G1 Running Policy Family¶
This experiment family extends Unitree's base G1 29DOF velocity task into progressively faster forward locomotion tasks without modifying the upstream walking task.
| Variant | Task ID | Config | Notes |
|---|---|---|---|
| Running | Unitree-G1-29dof-Running |
running_env_cfg.py |
First running task.
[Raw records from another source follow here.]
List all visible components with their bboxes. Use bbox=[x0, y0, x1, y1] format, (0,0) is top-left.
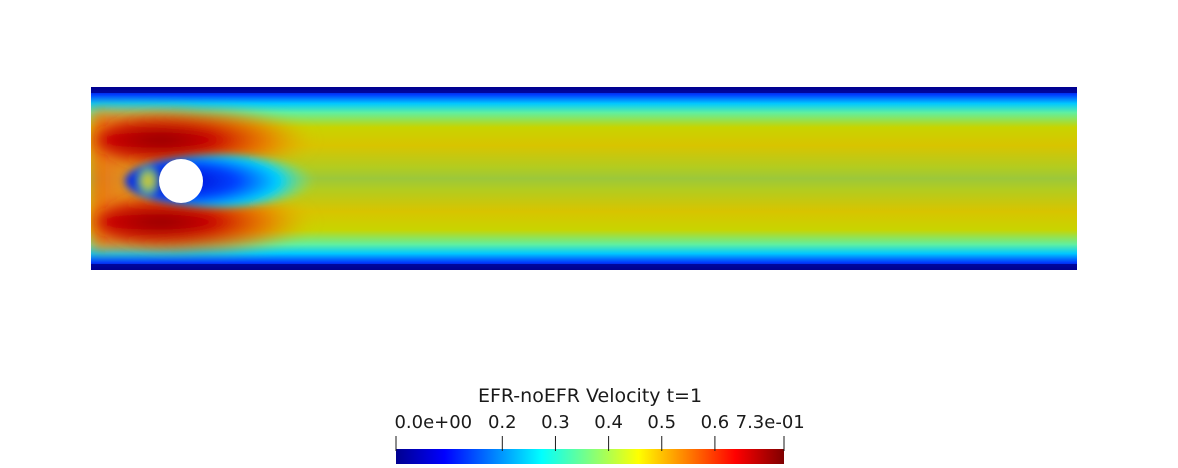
colorbar-tick-label: 0.3 bbox=[541, 412, 570, 433]
channel-domain bbox=[91, 87, 1077, 270]
colorbar-title: EFR-noEFR Velocity t=1 bbox=[477, 385, 703, 407]
cylinder-obstacle bbox=[159, 159, 203, 203]
lower-shear-layer bbox=[95, 194, 315, 250]
stagnation-region bbox=[134, 163, 162, 199]
colorbar-ticks bbox=[395, 436, 785, 451]
colorbar-tick-label: 0.4 bbox=[594, 412, 623, 433]
colorbar-tick-label: 0.2 bbox=[487, 412, 517, 433]
colorbar-tick-label: 0.6 bbox=[700, 412, 730, 433]
bottom-wall-layer bbox=[91, 264, 1077, 270]
colorbar-tick-label: 7.3e-01 bbox=[735, 412, 805, 433]
upper-shear-layer bbox=[95, 112, 315, 168]
colorbar-tick-label: 0.5 bbox=[647, 412, 677, 433]
colorbar-tick-label: 0.0e+00 bbox=[394, 412, 473, 433]
top-wall-layer bbox=[91, 87, 1077, 93]
colorbar bbox=[396, 449, 784, 464]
Changes command range, gait cadence, clearance, and running reward weights. |
| Fast running | Unitree-G1-29dof-Running-Fast |
fast_running_env_cfg.py |
Warm-started from running; increases forward curriculum to 3.0 m/s. |
| Sprint 10 m/s | Unitree-G1-29dof-Sprint-10ms |
sprint_10ms_env_cfg.py |
Paused at model_20500.pt; reached about 7.2 m/s curriculum, but gait still needs tuning. |
| Sprint 10 m/s gait cleanup | Unitree-G1-29dof-Sprint-10ms-Gait |
sprint_10ms_env_cfg.py |
New variant that relaxes waist/hip penalties and gates velocity curriculum on fall/reset stability. |
Shared Setup¶
| Item | Value |
|---|---|
| Base task | Unitree-G1-29dof-Velocity |
| Base config | source/unitree_rl_lab/unitree_rl_lab/tasks/locomotion/robots/g1/29dof/velocity_env_cfg.py |
| Trainer | RSL-RL PPO |
| Robot | Plain G1 29DOF |
| Observation/action interface | Same as the base velocity task |
| Policy observation shape | 480 |
| Policy action shape | 29 joint action targets |
| Full actor-critic checkpoint parameters | 832,571 |
The deployed actor portion of the policy is smaller than the full training checkpoint. The actor network has 414,237 parameters and maps the 480-value policy observation to 29 joint action targets. The critic has 418,305 parameters and is used during PPO training only. The remaining 29 parameters are the learned action standard deviation used for exploration.
Lineage¶
Unitree-G1-29dof-Velocity
-> Unitree-G1-29dof-Running
-> Unitree-G1-29dof-Running-Fast
-> Unitree-G1-29dof-Sprint-10ms
-> Unitree-G1-29dof-Sprint-10ms-Gait
Each faster variant is a separate task ID and writes to a separate experiment folder under logs/rsl_rl/.
Key Metrics¶
Watch these in TensorBoard:
| Metric | Meaning |
|---|---|
Train/mean_reward |
Overall learning signal; should trend upward |
Train/mean_episode_length |
How long robots survive; higher is better |
Metrics/base_velocity/error_vel_xy |
Forward/lateral velocity tracking error; lower is better |
Curriculum/lin_vel_cmd_levels |
How far the velocity curriculum has expanded |
Curriculum/lin_vel_cmd_stability/failure_rate |
For stability-gated tasks, recent fall-like reset rate |
Episode_Termination/bad_orientation |
Falling/tipping termination; should drop over time |
Use playback before trusting a checkpoint. Good TensorBoard curves can still hide ugly gaits, skating, terrain-edge artifacts, or reward hacking.